Sharpsburg Blacksmith: Stanley “Pete” Carl
A beautiful water color painting Connie created from memory, depicts how the blacksmith shop looked when she was a child.
One of the old anvils that was used by Stanley “Pete” Carl is one of his daughter Connie’s most prized possessions.
Much has been written lately about my grandfather Bert Carl the blacksmith, which I have thoroughly enjoyed. However, no mention was given to my father Pete, who kept the business going in my grandfather’s later years.
The horseshoe gate that everyone admires and was said to been made by my grandfather Bert is only partly true. Papaw did indeed make most of the shoes but my dad welded them together and made the Masonic symbol that hung at the top. Papaw could work iron but he did not know how to weld.
My dad only had a sixth grade education, dropping out of school to help his dad make a living during the depression. But he loved to learn and taught himself how to weld from a book. Papaw Bert could not read or write so he depended on my dad to keep the shop books, which he did with painstakingly neat printing.
Pete was well known in Sharpsburg for being an alcoholic. While most of his brothers could shoe horses they did not work iron and they did not stay in Sharpsburg. Pete stayed and helped his father although he had other dreams and talents.
My dad loved to travel and he loved music. He played the guitar and the harmonica. I remember him playing and singing when I was young. Willie Nelson reminds me of his voice and guitar playing so to this day I love to hear Willie sing and play.
My mother told me that daddy would hop a train occasionally and be gone for days or weeks but always came back when he ran out of money. She never knew where he had gone or what he had been doing. I often wondered if he wanted to pursue his music.
Once he moved us to Indiana and worked in a steel mill. He was very smart and was quickly recognized and promoted for his ability to weld and read blue prints which he also taught himself to do. He was an avid reader, mostly of the Reader’s Digest stories and the Bible. His Bible reading sparked an interest in my own search of gospel doctrine.
As always happened, Daddy’s drinking caused him to lose his good job and he was forced to once again go back to Sharpsburg and work for his dad. They did make a good team and were experts at correcting a horse’s gait, helping many get to the winner’s circle in local horseshows.
Bert and Pete were sought out to be the farriers during many horseshows at the Owingsville Lion’s Club and other local shows. Papaw would prepare the shoes and size them up while Daddy would replace shoes as needed in record time.
Among his many talents my dad could draw well. A talent he passed down to most of his children. There was a walking horse figure cut out of Masonite (which is used for horseshoe pads) and attached to a board that made it ready for hanging just about anywhere. Many of these walking horse figures hang on gates and barns around this area. My dad may have been the original designer of the sign but I have never researched that. Sounds like a good project for Kim King.
I have the walking horse sign that used to hang in the shop as well as one of my dads old anvils and one of his old ledgers. They are precious to me as I spent many an hour hanging around the shop when I was a little girl. We used to draw on the back of old Circus and Drive-In posters that hung on the outside of the shop. What I wouldn’t give to have one of those old posters now.
My sisters and I still draw and I also paint. After seeing Paul Lewis’s painting of the old Blacksmith shop I did my own version of it from my memory of when it was open and active. I’ve also done a painting of my grandfather Bert’s house, which was just up the alley from the shop and where we lived for a few years when I was young.
I remember getting up early on Saturday morning and running down the alley with my little brother Frank to hopefully get to ride the horses as they unloaded them from the trailers and walked them to the shop.
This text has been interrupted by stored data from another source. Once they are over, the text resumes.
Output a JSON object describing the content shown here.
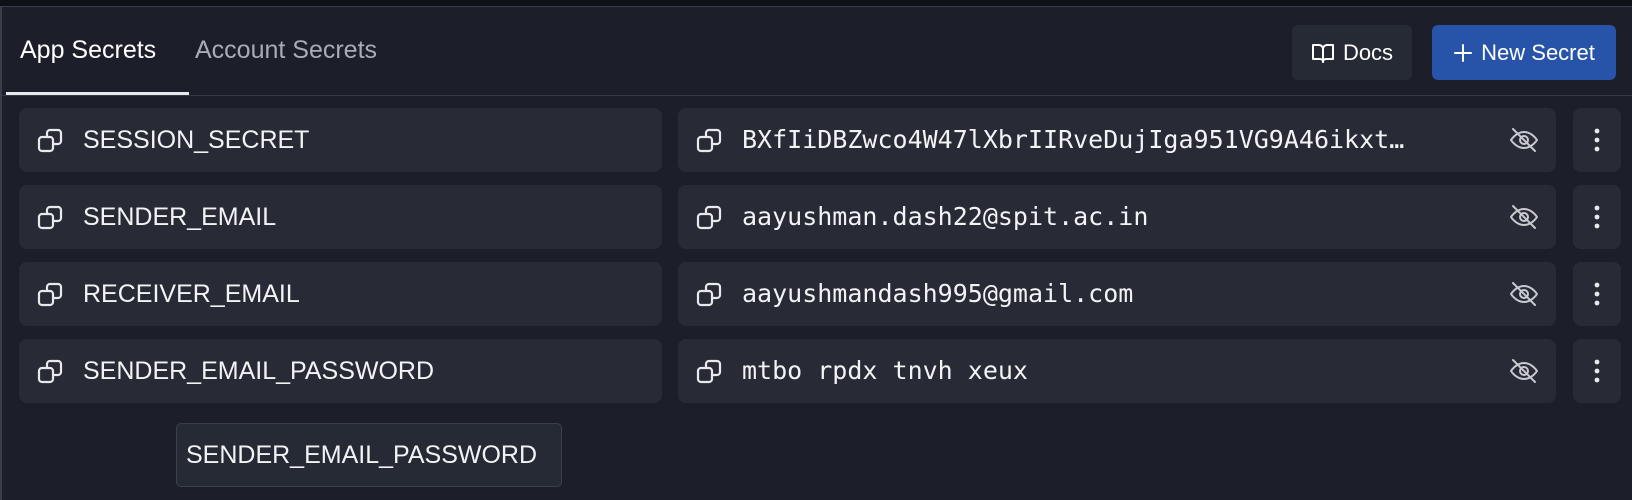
{
  "tabs": [
    {
      "label": "App Secrets",
      "active": true
    },
    {
      "label": "Account Secrets",
      "active": false
    }
  ],
  "toolbar": {
    "docs_label": "Docs",
    "docs_icon": "book-open-icon",
    "new_label": "New Secret",
    "new_icon": "plus-icon"
  },
  "secrets": [
    {
      "name": "SESSION_SECRET",
      "value": "BXfIiDBZwco4W47lXbrIIRveDujIga951VG9A46ikxt…"
    },
    {
      "name": "SENDER_EMAIL",
      "value": "aayushman.dash22@spit.ac.in"
    },
    {
      "name": "RECEIVER_EMAIL",
      "value": "aayushmandash995@gmail.com"
    },
    {
      "name": "SENDER_EMAIL_PASSWORD",
      "value": "mtbo rpdx tnvh xeux"
    }
  ],
  "tooltip": {
    "text": "SENDER_EMAIL_PASSWORD"
  },
  "colors": {
    "background": "#1c1f29",
    "cell": "#282b36",
    "accent": "#2754a8",
    "text": "#f2f3f5",
    "muted_text": "#a9acb5"
  },
  "icons": {
    "copy": "copy-icon",
    "reveal": "eye-off-icon",
    "menu": "more-vertical-icon"
  }
}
We didn’t have horses of our own so we took every opportunity we could to ride the ones that came to be shod or that we kept awhile because they were foundered or lame.
My grandfather Bert died in 1967 of a heart attack. Within a year my dad Pete had drank himself to death. I was 14 when he died.
Alcoholism is a terrible disease. It robs so many of so much. Pete Carl was a strong man with a weakness. He lived through the depression and broken dreams, and he lived through the death of a child. My sister Norma Jean Carl was only seven years old when she died. That’s about the time my dad’s drinking turned into full-blown alcoholism. I guess he was trying to drown his sorrows.
My dad also liked to write poetry and wrote one after my sister’s death titled “Valentine Farrow” in her memory. She was born in February close to Valentine’s Day. I also like to write and wrote a poem in memory of my dad titled “My Heaven” which was published in 2004.
I think he would have been proud of me. I loved him and often wished I could have done something to help him stop drinking. But I was too young. So I did the only thing I could do, which was to write his story and to never touch a drop of alcohol.
Pete Carl created many walking horse figures like this one and can be seen on barns and gates throughout Kentucky.